Eventually Takabe catches up with a man named Mamiya. Mamiya appears to have extreme short-term memory loss; he is constantly confused about what day it is, where he is, and what his name is. It is revealed that Mamiya is the common thread between the murders, as each person he comes in contact with seems to commit a murder shortly thereafter. Takabe catches Mamiya and finds that he used to be a student who studied hypnosis and mesmerism, but he cannot understand how Mamiya is able to convince strangers to become murderers. Though he has trouble believing it himself, Takabe comes to realize that not only does Mamiya have no memory problems, he is also a master hypnotist, able to control people's actions by simply exposing them to repetitive sounds or the flame from a lighter.

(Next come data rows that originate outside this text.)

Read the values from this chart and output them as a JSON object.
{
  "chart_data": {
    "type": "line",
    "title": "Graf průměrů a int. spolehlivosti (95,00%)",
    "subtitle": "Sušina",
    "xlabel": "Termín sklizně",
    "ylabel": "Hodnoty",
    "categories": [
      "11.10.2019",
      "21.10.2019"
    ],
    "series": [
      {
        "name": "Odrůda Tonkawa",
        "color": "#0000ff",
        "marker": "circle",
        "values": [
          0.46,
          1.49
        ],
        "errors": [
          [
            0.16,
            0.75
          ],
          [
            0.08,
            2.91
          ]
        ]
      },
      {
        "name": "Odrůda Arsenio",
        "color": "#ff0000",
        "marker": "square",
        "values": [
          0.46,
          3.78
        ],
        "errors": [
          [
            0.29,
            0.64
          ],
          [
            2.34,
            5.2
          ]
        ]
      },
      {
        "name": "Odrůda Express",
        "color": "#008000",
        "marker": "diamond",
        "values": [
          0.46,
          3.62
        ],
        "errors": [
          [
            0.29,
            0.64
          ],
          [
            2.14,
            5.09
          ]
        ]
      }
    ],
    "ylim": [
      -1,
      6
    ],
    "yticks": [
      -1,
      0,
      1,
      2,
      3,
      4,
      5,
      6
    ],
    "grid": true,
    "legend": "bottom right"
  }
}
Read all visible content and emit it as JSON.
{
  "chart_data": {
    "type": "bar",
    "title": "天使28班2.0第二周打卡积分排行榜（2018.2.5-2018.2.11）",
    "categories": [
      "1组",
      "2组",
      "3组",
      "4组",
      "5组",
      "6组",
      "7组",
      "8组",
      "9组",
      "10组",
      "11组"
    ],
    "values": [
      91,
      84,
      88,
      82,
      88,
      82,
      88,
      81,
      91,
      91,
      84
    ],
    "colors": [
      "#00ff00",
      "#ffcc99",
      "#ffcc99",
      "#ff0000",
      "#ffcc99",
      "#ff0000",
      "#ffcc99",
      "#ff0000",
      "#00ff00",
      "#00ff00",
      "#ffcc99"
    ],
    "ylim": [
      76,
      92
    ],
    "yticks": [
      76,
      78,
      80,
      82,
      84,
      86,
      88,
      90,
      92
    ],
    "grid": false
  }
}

Mamiya also finds Takabe fascinating, possibly because Takabe appears to be immune to Mamiya's suggestive powers. The more Takabe researches Mamiya, the more he feels that he himself might be on the verge of losing his mind. When Mamiya escapes, Takabe tracks him to a house in the wilderness and shoots him.

At the very end of the film, it appears that Takabe himself has become the master hypnotist, and is carrying on Mamiya's bizarre work.